Question: Charlie in Boone County: Should we be concerned about the bad start to the year for stocks? Is a bigger drop coming?
A: This is a concern we’ve been hearing a lot lately. And while it’s always disconcerting to see the stock market fall – as well as the value of your investments – keep these few points in mind.
First, assuming you don’t sell, your losses are only ‘on paper.’ So take comfort in that.
Second, times like these are the ‘cost of entry’ for participating in the market. Simply put, there are going to be times when the stock market drops. In fact, it’s common for stocks to experience 5 to 15% declines in any given year (according to our data at Allworth Financial, since 1980, the average drop in a calendar year has been 14%).
Third, if a ‘bigger’ drop does occur (which, in all honesty, that word is quite relative and is likely different for every single person reading this column), market corrections are actually quite healthy and normal.

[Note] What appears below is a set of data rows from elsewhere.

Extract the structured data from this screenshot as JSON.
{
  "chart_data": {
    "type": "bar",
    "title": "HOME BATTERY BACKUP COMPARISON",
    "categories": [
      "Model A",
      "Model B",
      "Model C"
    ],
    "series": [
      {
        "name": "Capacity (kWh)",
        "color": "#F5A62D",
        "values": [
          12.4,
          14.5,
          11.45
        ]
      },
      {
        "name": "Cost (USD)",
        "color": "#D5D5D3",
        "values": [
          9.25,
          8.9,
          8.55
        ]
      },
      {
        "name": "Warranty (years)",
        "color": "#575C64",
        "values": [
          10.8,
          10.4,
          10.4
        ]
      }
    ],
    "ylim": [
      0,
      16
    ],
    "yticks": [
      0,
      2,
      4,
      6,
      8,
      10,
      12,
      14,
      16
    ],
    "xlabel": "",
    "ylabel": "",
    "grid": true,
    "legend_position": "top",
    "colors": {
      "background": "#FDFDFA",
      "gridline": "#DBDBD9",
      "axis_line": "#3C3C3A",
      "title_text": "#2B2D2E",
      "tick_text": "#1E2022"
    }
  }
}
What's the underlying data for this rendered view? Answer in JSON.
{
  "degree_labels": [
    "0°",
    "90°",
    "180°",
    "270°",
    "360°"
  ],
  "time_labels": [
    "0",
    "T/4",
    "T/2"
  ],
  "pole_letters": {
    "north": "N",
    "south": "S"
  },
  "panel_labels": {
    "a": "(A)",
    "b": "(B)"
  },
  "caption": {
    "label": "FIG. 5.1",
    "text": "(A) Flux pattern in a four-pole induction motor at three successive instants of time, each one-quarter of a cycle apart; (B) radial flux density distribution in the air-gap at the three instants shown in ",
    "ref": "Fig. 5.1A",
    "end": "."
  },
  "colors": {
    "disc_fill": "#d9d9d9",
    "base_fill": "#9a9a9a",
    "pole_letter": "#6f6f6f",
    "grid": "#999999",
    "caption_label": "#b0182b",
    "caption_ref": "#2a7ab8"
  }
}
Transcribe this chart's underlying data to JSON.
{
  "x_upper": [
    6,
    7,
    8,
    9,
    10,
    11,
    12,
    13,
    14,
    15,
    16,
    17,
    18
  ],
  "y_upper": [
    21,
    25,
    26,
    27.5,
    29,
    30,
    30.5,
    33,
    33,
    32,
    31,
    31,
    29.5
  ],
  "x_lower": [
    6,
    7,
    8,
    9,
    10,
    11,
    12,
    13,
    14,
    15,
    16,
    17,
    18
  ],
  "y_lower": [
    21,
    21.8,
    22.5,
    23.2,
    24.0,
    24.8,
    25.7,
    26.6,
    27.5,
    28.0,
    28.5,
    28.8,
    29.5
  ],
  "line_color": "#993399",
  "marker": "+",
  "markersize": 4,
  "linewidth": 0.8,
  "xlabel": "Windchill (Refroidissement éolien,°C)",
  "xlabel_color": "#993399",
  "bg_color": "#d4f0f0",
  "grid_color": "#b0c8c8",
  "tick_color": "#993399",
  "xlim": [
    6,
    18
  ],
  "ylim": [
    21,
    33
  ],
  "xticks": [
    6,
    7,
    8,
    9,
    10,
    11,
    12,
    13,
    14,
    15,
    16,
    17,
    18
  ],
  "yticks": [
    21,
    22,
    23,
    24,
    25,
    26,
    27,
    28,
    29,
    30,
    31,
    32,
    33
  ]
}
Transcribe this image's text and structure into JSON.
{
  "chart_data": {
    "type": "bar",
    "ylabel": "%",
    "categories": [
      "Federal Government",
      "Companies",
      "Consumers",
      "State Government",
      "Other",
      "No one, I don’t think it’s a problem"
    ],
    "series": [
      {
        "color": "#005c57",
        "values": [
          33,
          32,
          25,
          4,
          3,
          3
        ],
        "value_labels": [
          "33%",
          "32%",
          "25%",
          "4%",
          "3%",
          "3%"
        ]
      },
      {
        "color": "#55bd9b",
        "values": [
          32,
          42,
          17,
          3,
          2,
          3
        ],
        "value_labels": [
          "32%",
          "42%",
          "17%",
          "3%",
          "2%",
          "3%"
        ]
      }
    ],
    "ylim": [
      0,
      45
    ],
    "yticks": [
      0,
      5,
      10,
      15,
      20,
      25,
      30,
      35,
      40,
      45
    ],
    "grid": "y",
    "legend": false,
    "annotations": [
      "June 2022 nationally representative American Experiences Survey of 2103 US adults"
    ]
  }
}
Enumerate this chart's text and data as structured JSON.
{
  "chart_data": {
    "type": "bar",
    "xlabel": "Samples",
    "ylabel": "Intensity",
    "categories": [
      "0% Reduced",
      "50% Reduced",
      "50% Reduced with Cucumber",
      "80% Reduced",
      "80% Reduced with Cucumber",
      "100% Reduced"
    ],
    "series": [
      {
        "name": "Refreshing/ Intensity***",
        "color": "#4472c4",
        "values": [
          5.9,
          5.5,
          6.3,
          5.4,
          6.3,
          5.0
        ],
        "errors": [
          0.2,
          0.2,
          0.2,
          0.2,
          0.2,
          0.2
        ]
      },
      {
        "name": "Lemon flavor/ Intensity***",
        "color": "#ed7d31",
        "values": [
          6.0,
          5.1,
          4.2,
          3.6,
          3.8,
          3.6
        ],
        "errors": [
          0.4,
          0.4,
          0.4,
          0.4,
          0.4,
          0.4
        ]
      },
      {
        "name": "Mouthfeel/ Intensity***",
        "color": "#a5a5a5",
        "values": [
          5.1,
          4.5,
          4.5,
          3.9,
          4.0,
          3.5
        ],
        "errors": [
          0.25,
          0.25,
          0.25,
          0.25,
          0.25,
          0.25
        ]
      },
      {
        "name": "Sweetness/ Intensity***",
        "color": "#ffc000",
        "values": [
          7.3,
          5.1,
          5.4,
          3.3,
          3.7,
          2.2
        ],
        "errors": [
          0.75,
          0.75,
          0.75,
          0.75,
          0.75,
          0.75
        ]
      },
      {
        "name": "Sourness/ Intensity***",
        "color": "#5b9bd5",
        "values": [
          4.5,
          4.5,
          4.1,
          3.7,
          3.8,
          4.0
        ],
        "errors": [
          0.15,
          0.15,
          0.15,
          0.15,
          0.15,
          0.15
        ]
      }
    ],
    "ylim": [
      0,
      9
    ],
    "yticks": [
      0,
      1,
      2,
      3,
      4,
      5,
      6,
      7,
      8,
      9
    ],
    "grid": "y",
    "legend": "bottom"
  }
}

They’re not something to be feared, especially if you’re able to keep a long-term perspective. Because history shows that, more often than not, remaining patient during selloffs has been a profitable decision. But is it possible to actually determine if and when ‘a big one’ is coming? Unfortunately, no one has a crystal ball. But you can look at corporate earnings and economic data to at least get some idea of where stocks might be headed in the immediate term.
Our Investment Committee analyzes economic data all day long. And right now, while things on Wall Street are choppy, we don’t see any ring-the-alarm causes for concern yet (we’ll let you know if and when we do). So, here’s the Simply Money Point: If you have a well-developed long-term investment plan, stick with it. If you have one, but this market turbulence is still keeping you up at night, that likely means the investment mix doesn’t match your risk tolerance and it might be time for an adjustment or a meeting with your advisor.